Hampleton Partners, a London-based M&A advisory firm, tracked 902 M&A deals in the global IT and business-services sector last year, a 10% increase from 2020. The pace of dealmaking increased in the second half of 2021, jumping 23%, compared to the same period a year earlier, the firm said.
Jonathan Simnett,
a director at the firm, said the upswing comes as companies are being forced to raise IT budgets and spending in response to the impact of Covid-19 on changing workplace and business models. In turn, he added, enterprise IT vendors are being driven to innovate to meet growing demand for new products, capabilities and services.
“The speed required means that for many, M&A has become the new R&D, which has turbo-charged deal activity in the sector, driving up valuations and deal volumes,” he said.
While large IT-sector companies tend to have well-honed recruitment and development systems, he said, every tech deal has an element of “acqui-hire” in it, as the strategy is known. “But pure aqui-hire deals are few and far between and are mostly restricted to early-stage companies,” Mr. Simnett said.
Like any hiring decision, the strategy comes with some risk, Mr. Simnett said. Once a deal is struck, for instance, workers from an acquired company may not be happy with their new corporate owners, “and end up quitting before their value has been realized,” he said.
U.S. tech-sector companies added 24,300 workers in January, marking the 14th consecutive month of tech employment growth, while IT jobs at companies throughout the economy increased by 178,000, CompTIA said.
The gains lowered the unemployment rate for tech occupations to 1.7% in January, down from 2% in December, the group said.

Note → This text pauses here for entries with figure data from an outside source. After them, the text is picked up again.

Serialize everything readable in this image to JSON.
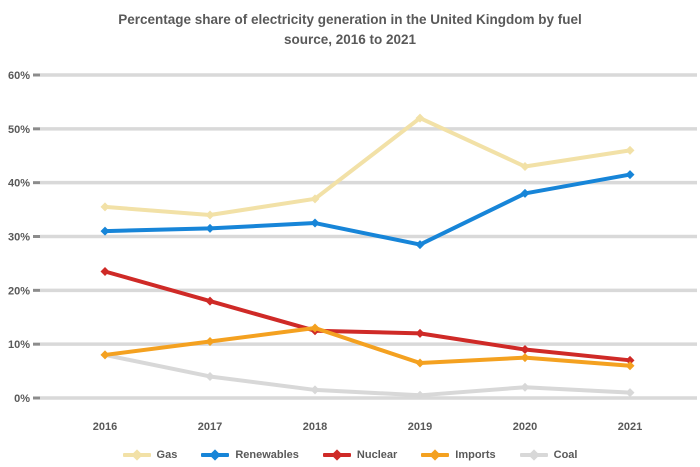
{
  "title": {
    "line1": "Percentage share of electricity generation in the United Kingdom by fuel",
    "line2": "source, 2016 to 2021"
  },
  "axes": {
    "y_tick_labels": [
      "60%",
      "50%",
      "40%",
      "30%",
      "20%",
      "10%",
      "0%"
    ],
    "x_tick_labels": [
      "2016",
      "2017",
      "2018",
      "2019",
      "2020",
      "2021"
    ]
  },
  "legend": {
    "items": [
      {
        "label": "Gas",
        "color": "#F2E1A7"
      },
      {
        "label": "Renewables",
        "color": "#1785D8"
      },
      {
        "label": "Nuclear",
        "color": "#CF2A27"
      },
      {
        "label": "Imports",
        "color": "#F4A120"
      },
      {
        "label": "Coal",
        "color": "#D8D8D8"
      }
    ]
  },
  "colors": {
    "background": "#FFFFFF",
    "gridline": "#D9D9D9",
    "tick": "#8C8C8C",
    "text": "#595959"
  },
  "chart_data": {
    "type": "line",
    "title": "Percentage share of electricity generation in the United Kingdom by fuel source, 2016 to 2021",
    "categories": [
      "2016",
      "2017",
      "2018",
      "2019",
      "2020",
      "2021"
    ],
    "series": [
      {
        "name": "Coal",
        "color": "#D8D8D8",
        "values": [
          8,
          4,
          1.5,
          0.5,
          2,
          1
        ]
      },
      {
        "name": "Gas",
        "color": "#F2E1A7",
        "values": [
          35.5,
          34,
          37,
          52,
          43,
          46
        ]
      },
      {
        "name": "Nuclear",
        "color": "#CF2A27",
        "values": [
          23.5,
          18,
          12.5,
          12,
          9,
          7
        ]
      },
      {
        "name": "Imports",
        "color": "#F4A120",
        "values": [
          8,
          10.5,
          13,
          6.5,
          7.5,
          6
        ]
      },
      {
        "name": "Renewables",
        "color": "#1785D8",
        "values": [
          31,
          31.5,
          32.5,
          28.5,
          38,
          41.5
        ]
      }
    ],
    "xlabel": "",
    "ylabel": "",
    "ylim": [
      0,
      60
    ],
    "ytick_interval": 10,
    "grid": true,
    "legend_position": "bottom",
    "marker": "diamond"
  }
}
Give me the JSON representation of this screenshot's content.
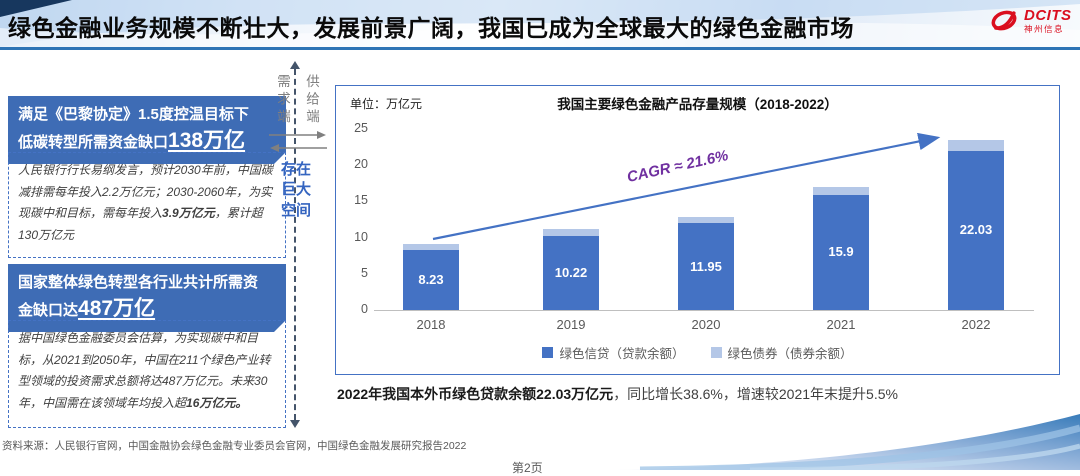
{
  "header": {
    "title": "绿色金融业务规模不断壮大，发展前景广阔，我国已成为全球最大的绿色金融市场",
    "logo_brand": "DCITS",
    "logo_sub": "神州信息"
  },
  "left_panel": {
    "box1": {
      "head_line1": "满足《巴黎协定》1.5度控温目标下",
      "head_line2_text": "低碳转型所需资金缺口",
      "head_line2_figure": "138万亿",
      "body_p1": "人民银行行长易纲发言，预计2030年前，中国碳减排需每年投入2.2万亿元；2030-2060年，为实现碳中和目标，需每年投入",
      "body_bold": "3.9万亿元",
      "body_p2": "，累计超130万亿元"
    },
    "box2": {
      "head_line1": "国家整体绿色转型各行业共计所需资",
      "head_line2_text": "金缺口达",
      "head_line2_figure": "487万亿",
      "body_p1": "据中国绿色金融委员会估算，为实现碳中和目标，从2021到2050年，中国在211个绿色产业转型领域的投资需求总额将达487万亿元。未来30年，中国需在该领域年均投入超",
      "body_bold": "16万亿元。"
    }
  },
  "divider": {
    "left_label": "需求端",
    "right_label": "供给端",
    "gap_lines": [
      "存在",
      "巨大",
      "空间"
    ]
  },
  "chart_data": {
    "type": "bar",
    "title": "我国主要绿色金融产品存量规模（2018-2022）",
    "unit_label": "单位：万亿元",
    "categories": [
      "2018",
      "2019",
      "2020",
      "2021",
      "2022"
    ],
    "series": [
      {
        "name": "绿色信贷（贷款余额）",
        "color": "#4472C4",
        "values": [
          8.23,
          10.22,
          11.95,
          15.9,
          22.03
        ],
        "show_labels": true
      },
      {
        "name": "绿色债券（债券余额）",
        "color": "#B4C7E7",
        "values": [
          0.9,
          1.0,
          0.9,
          1.1,
          1.5
        ],
        "show_labels": false
      }
    ],
    "ylim": [
      0,
      25
    ],
    "yticks": [
      0,
      5,
      10,
      15,
      20,
      25
    ],
    "legend_position": "bottom",
    "grid": false,
    "annotation": "CAGR ≈ 21.6%"
  },
  "summary": {
    "bold": "2022年我国本外币绿色贷款余额22.03万亿元",
    "rest": "，同比增长38.6%，增速较2021年末提升5.5%"
  },
  "footer": {
    "source": "资料来源：人民银行官网，中国金融协会绿色金融专业委员会官网，中国绿色金融发展研究报告2022",
    "page": "第2页"
  },
  "theme": {
    "accent_blue": "#4472C4",
    "light_blue": "#B4C7E7",
    "rule_blue": "#2E74B5",
    "cagr_purple": "#7030A0",
    "brand_red": "#DA0E1F"
  }
}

U.S. employers in all sectors added 467,000 jobs in January, while job growth was about 700,000 higher in November and December combined than previously reported, the Labor Department said. The overall unemployment rate rose slightly in January to 4%.
Skuid’s Mr. Niemann said the company continues to have open roles across engineering and marketing. As the company expands its team in the year ahead, he said, “we’re looking at mergers and acquisitions to do that.”